Real-time payments can give banks greater flexibility and deliver superior services.


Real-time payments (also referred to as immediate payments and instant payments) are gaining ground, driven by consumer demand for speed and convenience. Financial institutions must respond to this demand. They cannot rely on traditional payment instruments to be competitive.

This executive guide by ACI Worldwide and Accenture explores the significance of real-time payments for banks and other payment providers. ACI delivers electronic payments and banking for financial institutions, retailers, billers and processors around the world.

The key difference between real-time payments and other traditional payment models is that real-time payments guarantees immediate availability of funds to the beneficiary of the transaction. In contrast, real-time authorization of a transaction on a card is not the same; the buyer is committed to pay and the recipient is guaranteed to eventually receive the funds, but the availability of funds is not immediate. Real-time infrastructures could potentially replace other payment methods such as cards, checks and automated clearing houses.

Banks need to be fully cognizant of this new payments environment with its large and diverse portfolio of real-time payments solutions.

Key Findings/Analysis

ACI Worldwide and Accenture look at how banks in countries around the world are adopting real-time payments:

  • UK: FPS is a UK banking initiative to reduce time taken for payments up to £250,000 per transaction.

  • Poland: The Elixir Express system, launched in 2012, enables inter-bank transfers within seconds. In 2014, Express Elixir processed 940,000 transactions for a total value of PLN4.2 billion.

  • Singapore: Launched in 2014, Fast and Secure Transfers (FAST) is a real-time payments initiative of the Association of Banks in Singapore, allowing payments up to S$50,000 per transaction.

  • Denmark: The Nets RealTime24/7 system was also launched in 2014 and offers consumers and businesses near-real-time payments (1–10 seconds) up to Dkr500,000.

  • India: Launched in late 2010, Immediate Payment Service (IMPS) is one of the most popular electronic funds transfer systems in India.

Plans for real-time payments implementation across banks are on track for the European Union and countries such as Australia, The Netherlands, Sweden and the United States.


Financial institutions need to ensure they capitalize on opportunities before it is too late.

  • Real-time payments infrastructure offers guaranteed, real-time, 24x7 payments. If customer lifetime value is added to the business case, real-time payments becomes even more compelling.

  • Deployment of ISO 20022, a standards framework used by most real-time payments service providers, will open up the possibilities for data handling and the marketing of consumer analytics, which is valuable to financial institutions.
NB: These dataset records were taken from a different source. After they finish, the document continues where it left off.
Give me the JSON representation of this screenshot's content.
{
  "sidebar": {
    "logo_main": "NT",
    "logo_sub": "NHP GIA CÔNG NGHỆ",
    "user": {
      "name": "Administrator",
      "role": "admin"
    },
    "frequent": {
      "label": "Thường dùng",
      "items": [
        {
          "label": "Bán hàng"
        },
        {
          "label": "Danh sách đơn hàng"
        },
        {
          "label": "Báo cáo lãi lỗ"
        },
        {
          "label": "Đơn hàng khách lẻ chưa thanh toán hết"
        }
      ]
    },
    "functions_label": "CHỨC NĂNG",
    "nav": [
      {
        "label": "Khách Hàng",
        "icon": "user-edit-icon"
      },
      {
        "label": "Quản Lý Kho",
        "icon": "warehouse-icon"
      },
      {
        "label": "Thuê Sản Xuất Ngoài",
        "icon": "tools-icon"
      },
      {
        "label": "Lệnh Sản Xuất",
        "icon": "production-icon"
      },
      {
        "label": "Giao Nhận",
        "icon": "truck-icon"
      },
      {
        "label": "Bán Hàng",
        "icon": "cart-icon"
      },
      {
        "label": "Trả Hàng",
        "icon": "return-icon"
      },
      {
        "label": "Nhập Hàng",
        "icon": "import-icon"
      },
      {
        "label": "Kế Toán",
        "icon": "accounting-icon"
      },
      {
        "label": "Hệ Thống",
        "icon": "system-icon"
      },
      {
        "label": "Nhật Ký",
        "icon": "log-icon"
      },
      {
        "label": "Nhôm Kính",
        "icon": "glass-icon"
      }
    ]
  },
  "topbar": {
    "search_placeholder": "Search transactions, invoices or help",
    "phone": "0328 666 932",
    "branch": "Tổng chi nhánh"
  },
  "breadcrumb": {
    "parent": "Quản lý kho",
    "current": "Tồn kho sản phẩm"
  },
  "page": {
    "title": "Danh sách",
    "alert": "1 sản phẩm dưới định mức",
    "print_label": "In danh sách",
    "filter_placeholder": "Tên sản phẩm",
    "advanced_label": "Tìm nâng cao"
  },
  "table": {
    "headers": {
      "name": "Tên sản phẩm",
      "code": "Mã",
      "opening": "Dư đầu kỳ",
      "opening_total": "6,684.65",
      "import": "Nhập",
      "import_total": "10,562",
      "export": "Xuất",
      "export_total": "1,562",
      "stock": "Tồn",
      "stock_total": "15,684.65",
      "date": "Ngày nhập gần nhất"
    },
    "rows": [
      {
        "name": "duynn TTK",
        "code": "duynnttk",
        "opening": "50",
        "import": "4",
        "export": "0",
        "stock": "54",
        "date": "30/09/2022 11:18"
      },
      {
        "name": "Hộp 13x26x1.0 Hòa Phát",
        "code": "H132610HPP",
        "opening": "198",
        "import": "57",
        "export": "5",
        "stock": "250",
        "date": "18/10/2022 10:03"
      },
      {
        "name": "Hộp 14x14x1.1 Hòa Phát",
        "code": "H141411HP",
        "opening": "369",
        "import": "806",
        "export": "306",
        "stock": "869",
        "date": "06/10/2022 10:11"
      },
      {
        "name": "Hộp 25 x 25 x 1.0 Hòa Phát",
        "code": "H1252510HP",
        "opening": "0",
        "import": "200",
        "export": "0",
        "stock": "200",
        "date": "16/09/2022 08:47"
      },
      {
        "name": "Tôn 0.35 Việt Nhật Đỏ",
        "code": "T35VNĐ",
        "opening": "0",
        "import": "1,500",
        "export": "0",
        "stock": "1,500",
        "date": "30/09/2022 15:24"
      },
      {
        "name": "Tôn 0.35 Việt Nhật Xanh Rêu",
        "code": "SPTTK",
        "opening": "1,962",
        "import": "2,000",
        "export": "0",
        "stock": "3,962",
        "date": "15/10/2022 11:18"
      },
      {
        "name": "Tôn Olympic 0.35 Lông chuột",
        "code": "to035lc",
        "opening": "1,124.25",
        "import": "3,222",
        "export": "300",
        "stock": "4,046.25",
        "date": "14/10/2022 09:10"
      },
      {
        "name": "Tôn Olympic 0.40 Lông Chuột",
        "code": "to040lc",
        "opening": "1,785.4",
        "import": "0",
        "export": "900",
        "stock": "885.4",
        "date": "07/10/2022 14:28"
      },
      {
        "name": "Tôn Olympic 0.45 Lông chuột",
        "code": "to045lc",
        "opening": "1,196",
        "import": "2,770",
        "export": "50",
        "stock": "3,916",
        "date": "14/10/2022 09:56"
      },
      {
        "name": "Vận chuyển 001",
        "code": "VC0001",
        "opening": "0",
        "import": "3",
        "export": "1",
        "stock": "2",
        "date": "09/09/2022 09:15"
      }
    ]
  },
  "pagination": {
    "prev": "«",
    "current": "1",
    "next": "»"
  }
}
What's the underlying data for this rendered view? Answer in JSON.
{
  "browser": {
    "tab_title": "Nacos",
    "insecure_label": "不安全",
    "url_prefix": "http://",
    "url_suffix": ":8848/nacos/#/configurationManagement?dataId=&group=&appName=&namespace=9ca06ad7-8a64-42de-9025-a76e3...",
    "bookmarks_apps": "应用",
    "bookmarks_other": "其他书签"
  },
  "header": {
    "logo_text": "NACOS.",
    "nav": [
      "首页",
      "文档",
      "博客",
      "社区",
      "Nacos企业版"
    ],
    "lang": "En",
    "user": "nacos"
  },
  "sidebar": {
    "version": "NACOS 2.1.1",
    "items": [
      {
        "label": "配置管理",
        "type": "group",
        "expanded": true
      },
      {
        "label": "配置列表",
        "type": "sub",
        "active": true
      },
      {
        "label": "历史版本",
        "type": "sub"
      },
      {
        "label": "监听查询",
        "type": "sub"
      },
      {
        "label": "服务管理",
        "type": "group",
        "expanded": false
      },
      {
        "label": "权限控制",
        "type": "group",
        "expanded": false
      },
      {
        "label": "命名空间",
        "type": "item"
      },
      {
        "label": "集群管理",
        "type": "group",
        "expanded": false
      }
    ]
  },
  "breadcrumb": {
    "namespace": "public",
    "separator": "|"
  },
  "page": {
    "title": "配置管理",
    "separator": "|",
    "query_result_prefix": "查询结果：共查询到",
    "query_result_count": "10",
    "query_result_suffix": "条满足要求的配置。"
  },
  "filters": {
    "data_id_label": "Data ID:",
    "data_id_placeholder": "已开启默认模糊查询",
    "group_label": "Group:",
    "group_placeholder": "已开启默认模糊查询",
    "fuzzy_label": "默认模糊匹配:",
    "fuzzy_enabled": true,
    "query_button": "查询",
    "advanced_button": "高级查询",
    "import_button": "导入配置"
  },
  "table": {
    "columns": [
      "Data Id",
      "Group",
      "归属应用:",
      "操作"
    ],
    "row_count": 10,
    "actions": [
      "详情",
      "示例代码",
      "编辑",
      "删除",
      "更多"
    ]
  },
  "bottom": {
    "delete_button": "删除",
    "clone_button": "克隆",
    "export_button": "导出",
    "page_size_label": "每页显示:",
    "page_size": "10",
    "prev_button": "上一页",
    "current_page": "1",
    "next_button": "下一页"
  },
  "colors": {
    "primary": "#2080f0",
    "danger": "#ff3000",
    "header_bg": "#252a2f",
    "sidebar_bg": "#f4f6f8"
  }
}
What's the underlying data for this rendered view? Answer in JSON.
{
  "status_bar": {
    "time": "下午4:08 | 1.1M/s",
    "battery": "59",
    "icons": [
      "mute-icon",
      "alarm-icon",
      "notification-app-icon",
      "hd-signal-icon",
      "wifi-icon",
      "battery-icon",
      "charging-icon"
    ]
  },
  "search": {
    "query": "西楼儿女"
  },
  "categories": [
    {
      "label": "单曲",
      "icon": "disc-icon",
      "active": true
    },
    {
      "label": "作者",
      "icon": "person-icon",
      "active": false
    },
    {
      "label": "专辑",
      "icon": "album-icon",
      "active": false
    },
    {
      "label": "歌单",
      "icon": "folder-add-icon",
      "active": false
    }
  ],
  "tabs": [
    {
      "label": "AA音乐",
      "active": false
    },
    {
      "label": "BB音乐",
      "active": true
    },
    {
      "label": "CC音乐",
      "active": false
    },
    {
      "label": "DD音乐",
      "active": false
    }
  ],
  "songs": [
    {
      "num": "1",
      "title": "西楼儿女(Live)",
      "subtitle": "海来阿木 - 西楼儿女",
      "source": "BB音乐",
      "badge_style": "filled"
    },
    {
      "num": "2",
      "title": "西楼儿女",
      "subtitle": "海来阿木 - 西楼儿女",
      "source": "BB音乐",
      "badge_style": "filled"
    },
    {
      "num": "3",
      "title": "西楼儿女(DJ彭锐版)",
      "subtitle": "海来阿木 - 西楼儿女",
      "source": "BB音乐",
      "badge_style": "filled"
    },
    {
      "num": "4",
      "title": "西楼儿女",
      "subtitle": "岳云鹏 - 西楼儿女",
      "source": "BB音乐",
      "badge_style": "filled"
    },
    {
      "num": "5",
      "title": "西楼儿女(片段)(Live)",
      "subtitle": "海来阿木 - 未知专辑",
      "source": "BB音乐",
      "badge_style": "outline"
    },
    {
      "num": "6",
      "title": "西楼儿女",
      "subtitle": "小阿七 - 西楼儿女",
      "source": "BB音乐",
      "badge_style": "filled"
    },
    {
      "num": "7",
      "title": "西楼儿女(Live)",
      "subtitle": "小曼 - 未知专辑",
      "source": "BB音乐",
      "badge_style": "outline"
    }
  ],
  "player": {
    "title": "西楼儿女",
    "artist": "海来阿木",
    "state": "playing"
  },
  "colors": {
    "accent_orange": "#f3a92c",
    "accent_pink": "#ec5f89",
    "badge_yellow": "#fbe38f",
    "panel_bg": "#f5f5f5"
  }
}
  • Real-time payments has the potential to eventually reduce costs for banks, by breaking their payment silos. Banks incur additional costs just to maintain the status quo in payments, operating and maintaining multiple silos.

  • Real-time payments provides an opportunity for banks to move away from aging legacy payment systems and toward a modern infrastructure.

  • Within the next five years, global, real-time, cross-border transfers could become a reality.